Data Layers

class HDF5DataLayer

Load data from a list of HDF5 files and feed them to upper layers in mini batches. The layer will do automatic round wrapping and report epochs after going over a full round of list data sources. Currently randomization is not supported.

Each dataset in the HDF5 file should be a 4D tensor. Using the naming convention for image datasets, the four dimensions are (width, height, channels, number). Here the fastest changing dimension is width, while the slowest changing dimension is number. Mini-batch splitting will occur in the number dimension. For more details for 4D tensor blobs used in Mocha, see Blob.

Currently, the dataset should be explicitly in 4D tensor format. For example, if the label for each sample is only one number, the HDF5 dataset should still be created with dimension (1, 1, 1, number).

The numerical types of the HDF5 datasets should either be Float32 or Float64. Even for multi-class labels, the integer class indicators should still be stored as floating point.


For N class multi-class labels, the labels should be numerical values from 0 to N-1, even though Julia use 1-based indexing (See SoftmaxLossLayer).

The HDF5 dataset format is compatible with Caffe. If you want to compare the results of Mocha to Caffe on the same data, you could use Caffe’s HDF5 Data Layer to read from the same HDF5 files Mocha is using.


File name of the data source. The source should be a text file, in which each line specifies a file name to a HDF5 file to load.


The number of data samples in each mini batch.


Default [:data, :label]. List of symbols, specifying the name of the blobs to feed to the top layers. The names also correspond to the datasets to load from the HDF5 files specified in the data source.

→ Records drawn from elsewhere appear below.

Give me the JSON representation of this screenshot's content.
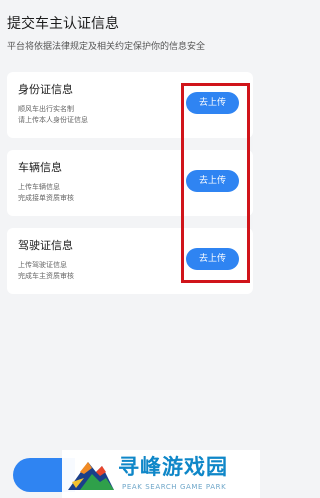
{
  "header": {
    "title": "提交车主认证信息",
    "subtitle": "平台将依据法律规定及相关约定保护你的信息安全"
  },
  "cards": [
    {
      "title": "身份证信息",
      "desc": [
        "顺风车出行实名制",
        "请上传本人身份证信息"
      ],
      "button_label": "去上传"
    },
    {
      "title": "车辆信息",
      "desc": [
        "上传车辆信息",
        "完成接单资质审核"
      ],
      "button_label": "去上传"
    },
    {
      "title": "驾驶证信息",
      "desc": [
        "上传驾驶证信息",
        "完成车主资质审核"
      ],
      "button_label": "去上传"
    }
  ],
  "watermark": {
    "cn": "寻峰游戏园",
    "en": "PEAK SEARCH GAME PARK"
  },
  "colors": {
    "accent": "#2f84f2",
    "highlight": "#d0141a",
    "background": "#f3f4f6",
    "card": "#ffffff"
  }
}
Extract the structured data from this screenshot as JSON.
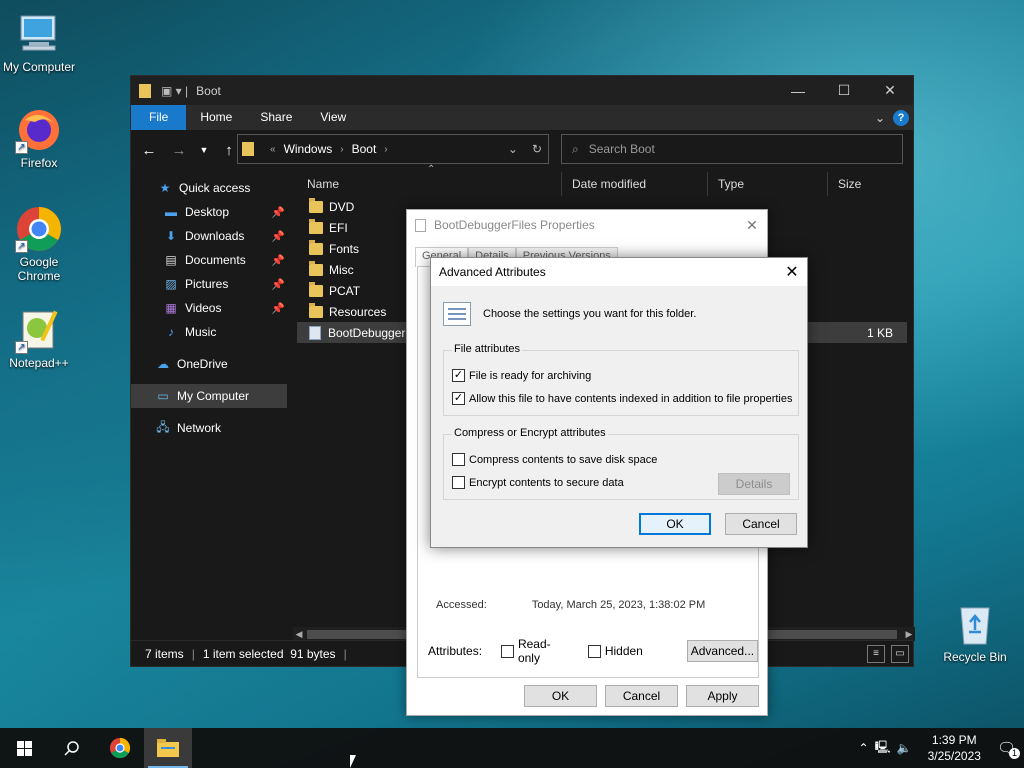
{
  "desktop": {
    "icons": [
      {
        "label": "My Computer"
      },
      {
        "label": "Firefox"
      },
      {
        "label": "Google Chrome"
      },
      {
        "label": "Notepad++"
      },
      {
        "label": "Recycle Bin"
      }
    ]
  },
  "explorer": {
    "title": "Boot",
    "ribbon_tabs": [
      "File",
      "Home",
      "Share",
      "View"
    ],
    "breadcrumb": [
      "Windows",
      "Boot"
    ],
    "search_placeholder": "Search Boot",
    "sidebar": [
      {
        "label": "Quick access",
        "icon": "star-icon"
      },
      {
        "label": "Desktop",
        "icon": "desktop-icon",
        "pinned": true
      },
      {
        "label": "Downloads",
        "icon": "download-icon",
        "pinned": true
      },
      {
        "label": "Documents",
        "icon": "documents-icon",
        "pinned": true
      },
      {
        "label": "Pictures",
        "icon": "pictures-icon",
        "pinned": true
      },
      {
        "label": "Videos",
        "icon": "videos-icon",
        "pinned": true
      },
      {
        "label": "Music",
        "icon": "music-icon"
      },
      {
        "label": "OneDrive",
        "icon": "cloud-icon"
      },
      {
        "label": "My Computer",
        "icon": "computer-icon",
        "selected": true
      },
      {
        "label": "Network",
        "icon": "network-icon"
      }
    ],
    "columns": [
      "Name",
      "Date modified",
      "Type",
      "Size"
    ],
    "files": [
      {
        "name": "DVD",
        "kind": "folder",
        "size": ""
      },
      {
        "name": "EFI",
        "kind": "folder",
        "size": ""
      },
      {
        "name": "Fonts",
        "kind": "folder",
        "size": ""
      },
      {
        "name": "Misc",
        "kind": "folder",
        "size": ""
      },
      {
        "name": "PCAT",
        "kind": "folder",
        "size": ""
      },
      {
        "name": "Resources",
        "kind": "folder",
        "size": ""
      },
      {
        "name": "BootDebuggerFiles.ini",
        "kind": "file",
        "size": "1 KB",
        "selected": true
      }
    ],
    "status": {
      "items": "7 items",
      "selection": "1 item selected  91 bytes"
    }
  },
  "properties_dialog": {
    "title": "BootDebuggerFiles Properties",
    "tabs": [
      "General",
      "Details",
      "Previous Versions"
    ],
    "accessed_label": "Accessed:",
    "accessed_value": "Today, March 25, 2023, 1:38:02 PM",
    "attributes_label": "Attributes:",
    "readonly_label": "Read-only",
    "hidden_label": "Hidden",
    "advanced_button": "Advanced...",
    "ok": "OK",
    "cancel": "Cancel",
    "apply": "Apply"
  },
  "advanced_dialog": {
    "title": "Advanced Attributes",
    "instruction": "Choose the settings you want for this folder.",
    "file_attributes_legend": "File attributes",
    "archive_label": "File is ready for archiving",
    "archive_checked": true,
    "index_label": "Allow this file to have contents indexed in addition to file properties",
    "index_checked": true,
    "compress_legend": "Compress or Encrypt attributes",
    "compress_label": "Compress contents to save disk space",
    "compress_checked": false,
    "encrypt_label": "Encrypt contents to secure data",
    "encrypt_checked": false,
    "details_button": "Details",
    "ok": "OK",
    "cancel": "Cancel"
  },
  "taskbar": {
    "time": "1:39 PM",
    "date": "3/25/2023",
    "notification_count": "1"
  },
  "colors": {
    "accent": "#1979ca",
    "focus_border": "#0078d7"
  }
}
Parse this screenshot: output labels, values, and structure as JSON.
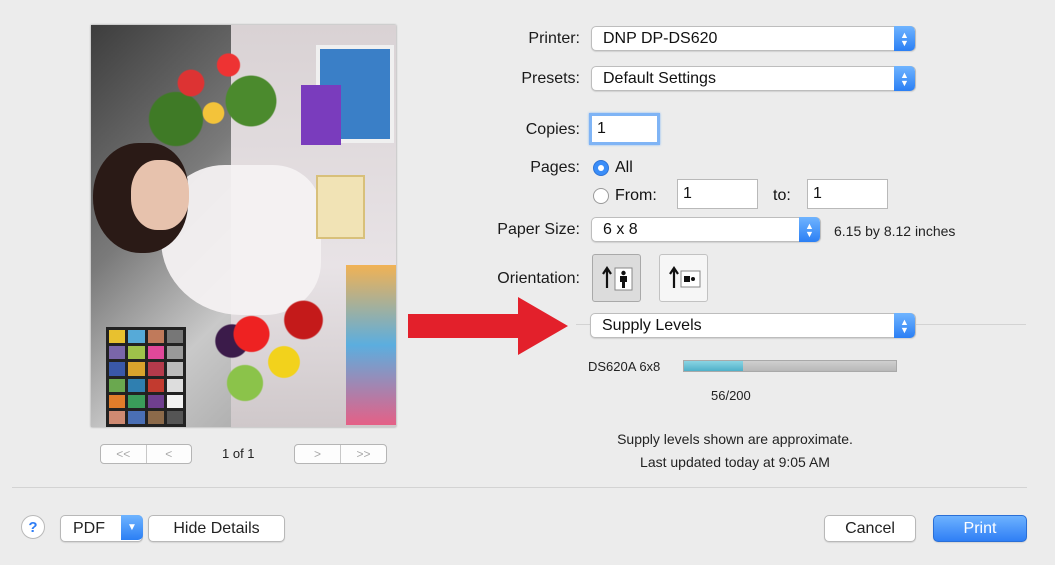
{
  "preview": {
    "page_count": "1 of 1",
    "nav_first": "<<",
    "nav_prev": "<",
    "nav_next": ">",
    "nav_last": ">>"
  },
  "printer": {
    "label": "Printer:",
    "value": "DNP DP-DS620"
  },
  "presets": {
    "label": "Presets:",
    "value": "Default Settings"
  },
  "copies": {
    "label": "Copies:",
    "value": "1"
  },
  "pages": {
    "label": "Pages:",
    "all_label": "All",
    "from_label": "From:",
    "from_value": "1",
    "to_label": "to:",
    "to_value": "1",
    "selected": "All"
  },
  "paper_size": {
    "label": "Paper Size:",
    "value": "6 x 8",
    "dimensions": "6.15 by 8.12 inches"
  },
  "orientation": {
    "label": "Orientation:",
    "selected": "portrait"
  },
  "section": {
    "value": "Supply Levels"
  },
  "supply": {
    "media_label": "DS620A 6x8",
    "count_text": "56/200",
    "remaining": 56,
    "capacity": 200,
    "note_line1": "Supply levels shown are approximate.",
    "note_line2": "Last updated today at 9:05 AM"
  },
  "footer": {
    "help": "?",
    "pdf_label": "PDF",
    "hide_details_label": "Hide Details",
    "cancel_label": "Cancel",
    "print_label": "Print"
  },
  "colors": {
    "accent": "#2f7ff5",
    "annotation_arrow": "#e3202b",
    "supply_fill": "#4fb0c9"
  }
}
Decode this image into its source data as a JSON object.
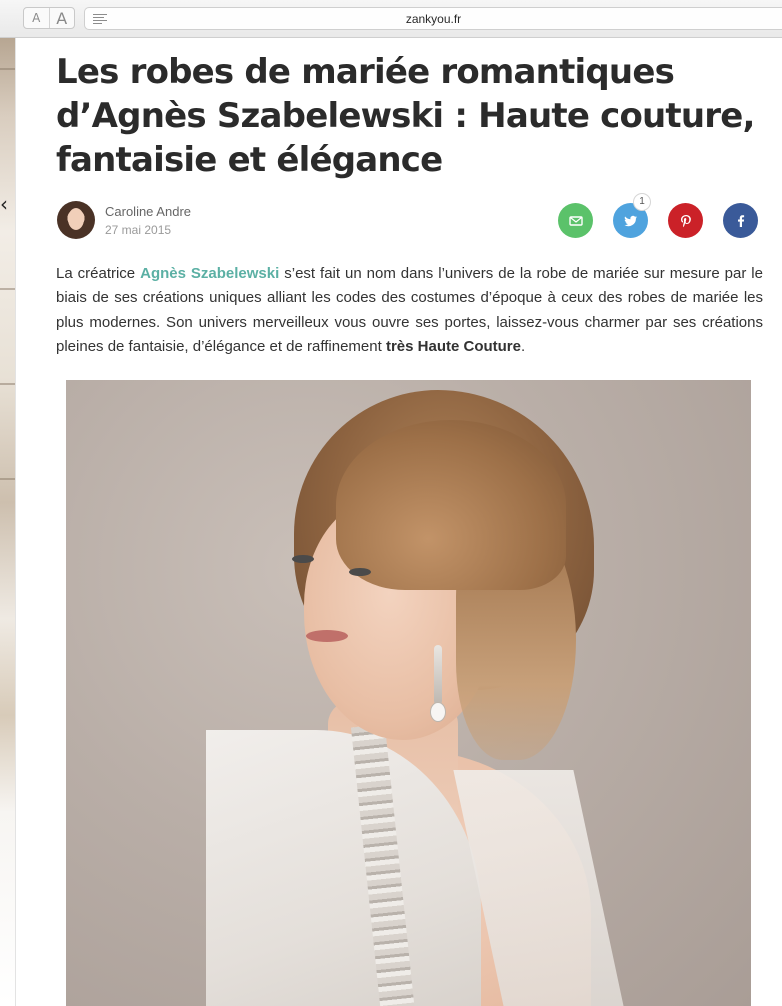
{
  "toolbar": {
    "font_small_label": "A",
    "font_large_label": "A",
    "url": "zankyou.fr"
  },
  "article": {
    "title": "Les robes de mariée romantiques d’Agnès Szabelewski : Haute couture, fantaisie et élégance",
    "author": "Caroline Andre",
    "date": "27 mai 2015",
    "share": {
      "twitter_count": "1"
    },
    "intro": {
      "part1": "La créatrice ",
      "link": "Agnès Szabelewski",
      "part2": " s’est fait un nom dans l’univers de la robe de mariée sur mesure par le biais de ses créations uniques alliant les codes des costumes d’époque à ceux des robes de mariée les plus modernes. Son univers merveilleux vous ouvre ses portes, laissez-vous charmer par ses créations pleines de fantaisie, d’élégance et de raffinement ",
      "bold": "très Haute Couture",
      "part3": "."
    }
  },
  "colors": {
    "email": "#5bc26a",
    "twitter": "#4fa3de",
    "pinterest": "#cb2128",
    "facebook": "#3a5a99",
    "link": "#5bb0a4"
  },
  "icons": [
    "email-icon",
    "twitter-icon",
    "pinterest-icon",
    "facebook-icon",
    "reader-list-icon"
  ]
}
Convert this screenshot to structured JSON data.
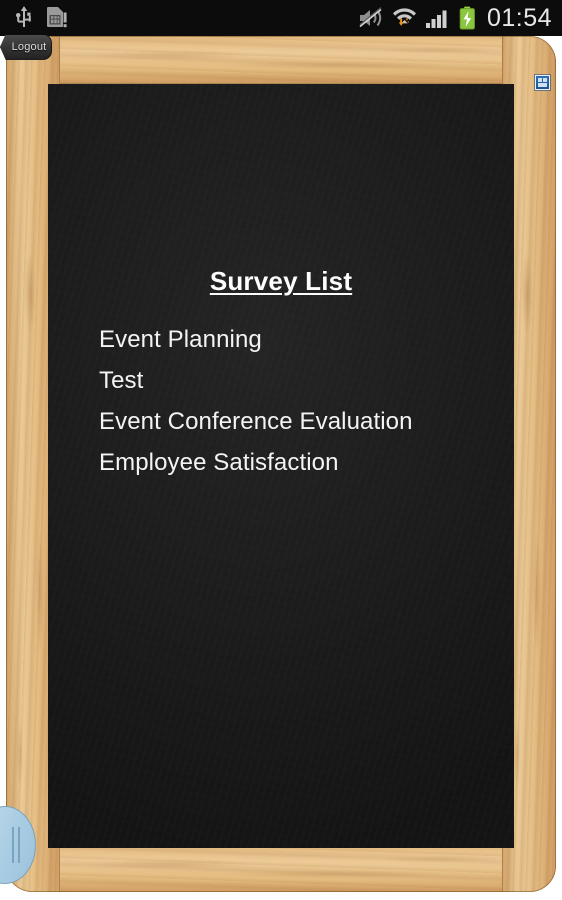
{
  "statusbar": {
    "clock": "01:54",
    "left_icons": [
      {
        "name": "usb-icon",
        "label": "USB connected"
      },
      {
        "name": "sim-card-alert-icon",
        "label": "SIM card alert"
      }
    ],
    "right_icons": [
      {
        "name": "volume-mute-icon",
        "label": "Sound muted"
      },
      {
        "name": "wifi-transfer-icon",
        "label": "Wi-Fi with data transfer"
      },
      {
        "name": "signal-bars-icon",
        "label": "Mobile signal"
      },
      {
        "name": "battery-charging-icon",
        "label": "Battery charging"
      }
    ],
    "background": "#0c0c0c",
    "text_color": "#e8e8e8",
    "battery_color": "#8cc63f"
  },
  "logout": {
    "label": "Logout"
  },
  "badge": {
    "name": "app-badge-icon",
    "color": "#1d5490"
  },
  "drag_handle": {
    "name": "edge-drag-handle",
    "color": "#a9cde3"
  },
  "board": {
    "background": "#1c1c1c",
    "text_color": "#f4f4f4",
    "title": "Survey List",
    "items": [
      {
        "label": "Event Planning"
      },
      {
        "label": "Test"
      },
      {
        "label": "Event Conference Evaluation"
      },
      {
        "label": "Employee Satisfaction"
      }
    ]
  },
  "frame": {
    "wood_color": "#e6be84",
    "wood_dark": "#c08a4d"
  }
}
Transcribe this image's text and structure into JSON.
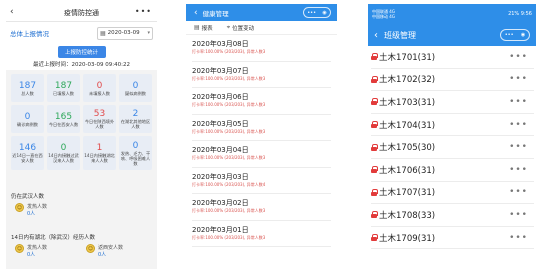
{
  "panel1": {
    "title": "疫情防控通",
    "summary_label": "总体上报情况",
    "date_value": "2020-03-09",
    "button_label": "上报防控统计",
    "report_time": "最近上报时间：2020-03-09 09:40:22",
    "grid": [
      {
        "num": "187",
        "label": "总人数",
        "color": "#3b86e6"
      },
      {
        "num": "187",
        "label": "已填报人数",
        "color": "#2ea85a"
      },
      {
        "num": "0",
        "label": "未填报人数",
        "color": "#e14b4b"
      },
      {
        "num": "0",
        "label": "疑似病例数",
        "color": "#3b86e6"
      },
      {
        "num": "0",
        "label": "确诊病例数",
        "color": "#3b86e6"
      },
      {
        "num": "165",
        "label": "今日在西安人数",
        "color": "#2ea85a"
      },
      {
        "num": "53",
        "label": "今日在陕西境外人数",
        "color": "#e14b4b"
      },
      {
        "num": "2",
        "label": "在湖北其他地区人数",
        "color": "#3b86e6"
      },
      {
        "num": "146",
        "label": "近14日一直在西安人数",
        "color": "#3b86e6"
      },
      {
        "num": "0",
        "label": "14日内接触过武汉来人人数",
        "color": "#2ea85a"
      },
      {
        "num": "1",
        "label": "14日内接触湖北来人人数",
        "color": "#e14b4b"
      },
      {
        "num": "0",
        "label": "发热、乏力、干咳、呼吸困难人数",
        "color": "#3b86e6"
      }
    ],
    "section1": "仍在武汉人数",
    "p1_label": "发热人数",
    "p1_value": "0人",
    "section2": "14日内有湖北（除武汉）经历人数",
    "p2_label": "发热人数",
    "p2_value": "0人",
    "p3_label": "返西安人数",
    "p3_value": "0人"
  },
  "panel2": {
    "title": "健康管理",
    "tab1": "报表",
    "tab2": "位置变动",
    "rows": [
      {
        "date": "2020年03月08日",
        "stat": "打卡率:100.00% (203/203), 异常人数3"
      },
      {
        "date": "2020年03月07日",
        "stat": "打卡率:100.00% (203/203), 异常人数3"
      },
      {
        "date": "2020年03月06日",
        "stat": "打卡率:100.00% (203/203), 异常人数3"
      },
      {
        "date": "2020年03月05日",
        "stat": "打卡率:100.00% (203/203), 异常人数3"
      },
      {
        "date": "2020年03月04日",
        "stat": "打卡率:100.00% (203/203), 异常人数3"
      },
      {
        "date": "2020年03月03日",
        "stat": "打卡率:100.00% (203/203), 异常人数4"
      },
      {
        "date": "2020年03月02日",
        "stat": "打卡率:100.00% (203/203), 异常人数3"
      },
      {
        "date": "2020年03月01日",
        "stat": "打卡率:100.00% (203/203), 异常人数3"
      }
    ]
  },
  "panel3": {
    "status_left1": "中国联通 4G",
    "status_left2": "中国移动 4G",
    "status_right": "21% 9:56",
    "title": "班级管理",
    "rows": [
      "土木1701(31)",
      "土木1702(32)",
      "土木1703(31)",
      "土木1704(31)",
      "土木1705(30)",
      "土木1706(31)",
      "土木1707(31)",
      "土木1708(33)",
      "土木1709(31)"
    ]
  }
}
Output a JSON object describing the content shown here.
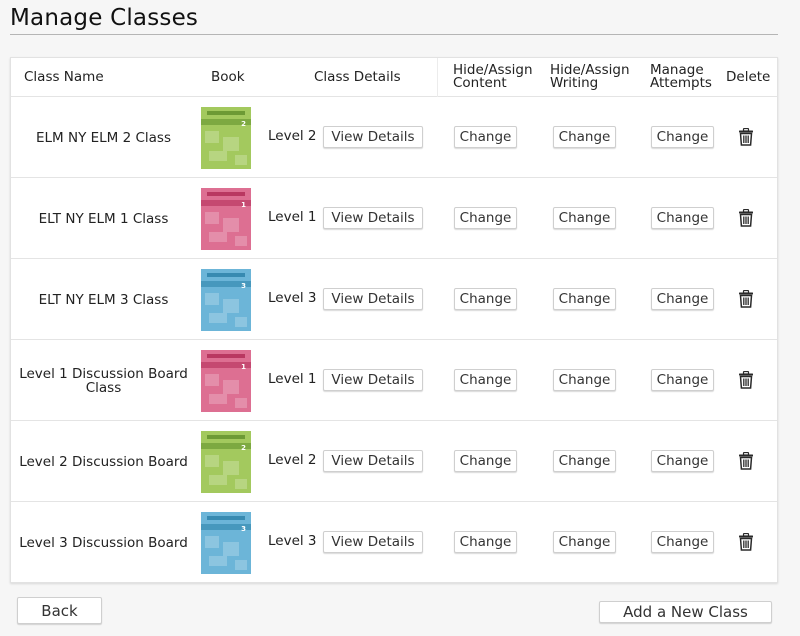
{
  "page_title": "Manage Classes",
  "table": {
    "headers": {
      "class_name": "Class Name",
      "book": "Book",
      "class_details": "Class Details",
      "hide_assign_content_1": "Hide/Assign",
      "hide_assign_content_2": "Content",
      "hide_assign_writing_1": "Hide/Assign",
      "hide_assign_writing_2": "Writing",
      "manage_attempts_1": "Manage",
      "manage_attempts_2": "Attempts",
      "delete": "Delete"
    },
    "rows": [
      {
        "class_name": "ELM NY ELM 2 Class",
        "level": "Level 2",
        "book_number": "2",
        "book_color": "#a3c95e",
        "book_dark": "#5f8e2a",
        "view": "View Details",
        "change1": "Change",
        "change2": "Change",
        "change3": "Change"
      },
      {
        "class_name": "ELT NY ELM 1 Class",
        "level": "Level 1",
        "book_number": "1",
        "book_color": "#dd6f92",
        "book_dark": "#b02a55",
        "view": "View Details",
        "change1": "Change",
        "change2": "Change",
        "change3": "Change"
      },
      {
        "class_name": "ELT NY ELM 3 Class",
        "level": "Level 3",
        "book_number": "3",
        "book_color": "#6cb5d8",
        "book_dark": "#2a7fa8",
        "view": "View Details",
        "change1": "Change",
        "change2": "Change",
        "change3": "Change"
      },
      {
        "class_name": "Level 1 Discussion Board Class",
        "level": "Level 1",
        "book_number": "1",
        "book_color": "#dd6f92",
        "book_dark": "#b02a55",
        "view": "View Details",
        "change1": "Change",
        "change2": "Change",
        "change3": "Change"
      },
      {
        "class_name": "Level 2 Discussion Board",
        "level": "Level 2",
        "book_number": "2",
        "book_color": "#a3c95e",
        "book_dark": "#5f8e2a",
        "view": "View Details",
        "change1": "Change",
        "change2": "Change",
        "change3": "Change"
      },
      {
        "class_name": "Level 3 Discussion Board",
        "level": "Level 3",
        "book_number": "3",
        "book_color": "#6cb5d8",
        "book_dark": "#2a7fa8",
        "view": "View Details",
        "change1": "Change",
        "change2": "Change",
        "change3": "Change"
      }
    ]
  },
  "icons": {
    "book": "book-cover-icon",
    "delete": "trash-icon"
  },
  "footer": {
    "back_label": "Back",
    "add_label": "Add a New Class"
  }
}
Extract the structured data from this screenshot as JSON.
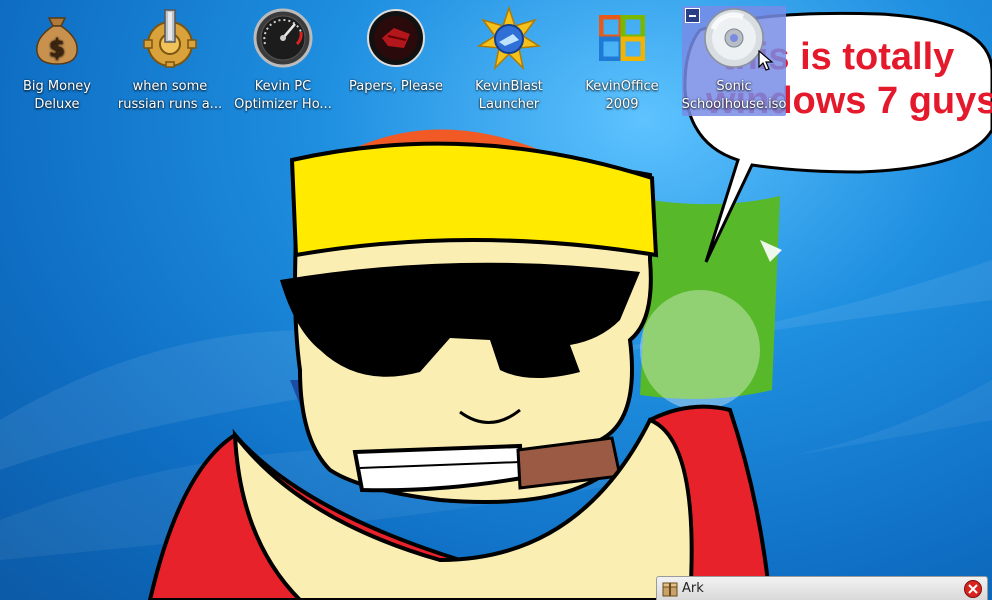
{
  "desktop": {
    "icons": [
      {
        "label": "Big Money\nDeluxe",
        "icon": "money-bag-icon"
      },
      {
        "label": "when some\nrussian runs a...",
        "icon": "gear-icon"
      },
      {
        "label": "Kevin PC\nOptimizer Ho...",
        "icon": "speedometer-icon"
      },
      {
        "label": "Papers, Please",
        "icon": "papers-please-icon"
      },
      {
        "label": "KevinBlast\nLauncher",
        "icon": "kevinblast-icon"
      },
      {
        "label": "KevinOffice\n2009",
        "icon": "office-logo-icon"
      },
      {
        "label": "Sonic\nSchoolhouse.iso",
        "icon": "disc-icon",
        "selected": true
      }
    ]
  },
  "wallpaper": {
    "speech_line_1": "this is totally",
    "speech_line_2": "windows 7 guys"
  },
  "taskbar": {
    "window_title": "Ark",
    "close_icon": "close-icon"
  },
  "colors": {
    "selection": "#7b8ce0",
    "speech_text": "#e4192b",
    "close_button": "#d9231e"
  }
}
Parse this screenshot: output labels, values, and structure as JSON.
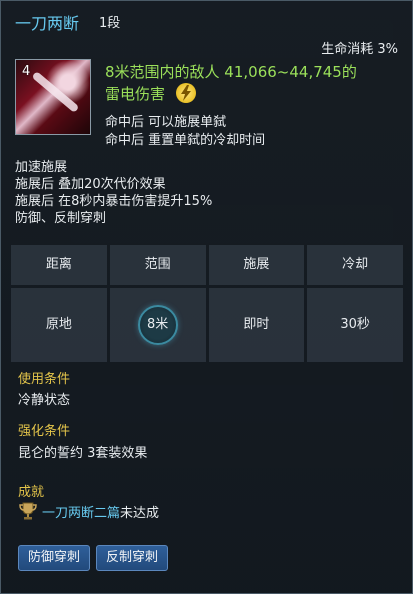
{
  "skill": {
    "name": "一刀两断",
    "level": "1段",
    "hp_cost": "生命消耗 3%",
    "icon_number": "4",
    "damage_line1": "8米范围内的敌人 41,066~44,745的",
    "damage_line2": "雷电伤害",
    "effects": [
      "命中后 可以施展单弑",
      "命中后 重置单弑的冷却时间"
    ],
    "buffs": [
      "加速施展",
      "施展后 叠加20次代价效果",
      "施展后 在8秒内暴击伤害提升15%",
      "防御、反制穿刺"
    ]
  },
  "stats": {
    "headers": [
      "距离",
      "范围",
      "施展",
      "冷却"
    ],
    "values": [
      "原地",
      "8米",
      "即时",
      "30秒"
    ]
  },
  "usage": {
    "label": "使用条件",
    "text": "冷静状态"
  },
  "upgrade": {
    "label": "强化条件",
    "text": "昆仑的誓约 3套装效果"
  },
  "achievement": {
    "label": "成就",
    "name": "一刀两断二篇",
    "status": "未达成"
  },
  "tags": [
    "防御穿刺",
    "反制穿刺"
  ],
  "colors": {
    "title": "#67c9ef",
    "damage": "#9be05a",
    "section": "#e3c44a",
    "tag": "#2f5f9a"
  },
  "icons": {
    "element": "lightning-icon",
    "achievement": "trophy-icon"
  }
}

Default []. List of data transformers. Each entry in the list should be a tuple of (name, transformer), where name is a symbol of the corresponding output blob name, and transformer is a data transformer that should be applied to the blob with the given name. Multiple transformers could be given to the same blob, and they will be applied in the order provided here.

class MemoryDataLayer

Wrap an in-memory Julia Array as data source. Useful for testing.


List of symbols, specifying the name of the blobs to produce.


The number of data samples in each mini batch.


List of Julia Arrays. The count should be equal to the number of tops, where each Array acts as the data source for each blob.


Default []. See transformers of HDF5DataLayer.